Seinen Durchbruch bei der internationalen In-Crowd feierte er fünf Jahre vorher mit dem fantastischen Doppelalbum „1999“ und Hits wie „Lady Cab Driver“. 1984 wurde er mit dem Album „Purple Rain“ zum globalen Phänomen. Als Gitarrist war er da längst den Größten zwischen Jimi Hendrix und Jimmy Page ebenbürtig. Wie Hendrix seine Electric Ladylandstudios, ließ sich Prince 1988 die Paisley Park Studios bauen, in denen er lebte, liebte, musizierte und nun auch starb. Stets war der nur 1,58m große Musiker von attraktiven Frauen, fast durchwegs Musikerinnen umgeben. Zu seinen großen Heldinnen zählten Joni Mitchell und Mavis Staples, mit der auch Alben produzierte. Prince förderte unzählige Musikerinnen. Die Liste ist lang. Vanity, Sheila E., Wendy & Lisa bis zu Lianne La Havas und 3rd Eye Girl.

Krise in den 90er Jahren

Frauen spielten nicht nur in seinen Konzerten eine tragende Rolle, sie inspirierten ihn zu kreativen Höchstleistungen. Prince balzt mit Hirn und Hoden. Der Mann hatte Stil, aber auch die Chuzpe dem Kamasutra in Liedern wie „Mr. Goodnight“ noch einige Kapitel dazudichten zu wollen. Als ein auch von den Drangsalen des Alters nicht zu stoppender Erotomane, als ewiger Student der Liebeskunst, war er der Wirkung weiblicher Silhouetten und Psychen nur zu gerne ausgeliefert. Der feminine Esprit seiner Konzerte machte noch den hüftsteifsten Konzertbesuchern Tanzbeine. Die Krise kam in den Neunzigerjahren. Aus der gottgleichen Midasgestalt wurde ein Musiker, der plötzlich den Trends nachlaufen mußte, anstatt sie selbst zu setzen. Der Aufstieg von Nu Jack Swing, Hip Hop, R&B und House und Probleme mit seiner Plattenfirma ließen ihn zum Eremiten werden, der nur mehr dann und wann ein musikalisches Statement setzte. Ab 2004 kam er wieder in Form. Alben wie „Musicology“, „Planet Earth“ und „HitnRun Phase One“ zeigt ihn bravourös wie zu seinen besten Zeiten.
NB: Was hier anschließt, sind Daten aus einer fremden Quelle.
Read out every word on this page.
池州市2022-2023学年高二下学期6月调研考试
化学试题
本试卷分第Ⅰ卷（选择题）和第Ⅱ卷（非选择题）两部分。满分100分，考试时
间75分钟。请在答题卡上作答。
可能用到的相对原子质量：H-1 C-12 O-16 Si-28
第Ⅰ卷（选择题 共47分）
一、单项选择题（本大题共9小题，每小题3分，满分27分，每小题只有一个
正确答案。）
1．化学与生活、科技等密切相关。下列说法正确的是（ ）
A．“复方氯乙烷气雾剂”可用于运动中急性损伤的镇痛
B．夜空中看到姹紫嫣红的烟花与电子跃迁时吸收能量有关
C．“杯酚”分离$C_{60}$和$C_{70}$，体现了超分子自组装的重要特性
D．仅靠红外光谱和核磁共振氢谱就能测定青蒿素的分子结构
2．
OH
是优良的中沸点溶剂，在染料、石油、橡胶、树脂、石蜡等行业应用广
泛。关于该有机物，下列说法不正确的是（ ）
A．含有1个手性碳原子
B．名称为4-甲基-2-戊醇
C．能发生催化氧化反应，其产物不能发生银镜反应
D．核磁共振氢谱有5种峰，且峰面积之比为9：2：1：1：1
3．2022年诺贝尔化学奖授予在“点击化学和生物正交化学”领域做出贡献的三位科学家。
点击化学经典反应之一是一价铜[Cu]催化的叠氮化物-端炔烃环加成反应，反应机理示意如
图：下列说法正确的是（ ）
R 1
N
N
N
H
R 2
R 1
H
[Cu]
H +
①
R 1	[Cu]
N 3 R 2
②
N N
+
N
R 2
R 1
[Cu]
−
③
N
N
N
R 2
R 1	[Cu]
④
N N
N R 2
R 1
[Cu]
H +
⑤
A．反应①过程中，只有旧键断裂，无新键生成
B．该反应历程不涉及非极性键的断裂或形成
Insgesamt gewann Prince sieben Grammy Awards bei 30 Nominierungen. Fünf seiner Songs wurden Nummer 1 in den Billboard Charts, 14 andere erreichten die Top 10. Für die Filmmusik zu „Purple Rain“ erhielt er den Oscar. Nun starb Prince Rogers Nelson, nur 57 jährig. „Sometimes I wish life was never ending“ hoffte er einst auf dem Album „Parade“ in einem Lied, das den Zustand seelischer Vereisung thematisiert. Seinen schockstarren Fans bleibt nur noch in dessen Refrain einzustimmen: „Sometimes it snows in April, sometimes I feel so bad.“ 

(Print-Ausgabe, 22.04.2016)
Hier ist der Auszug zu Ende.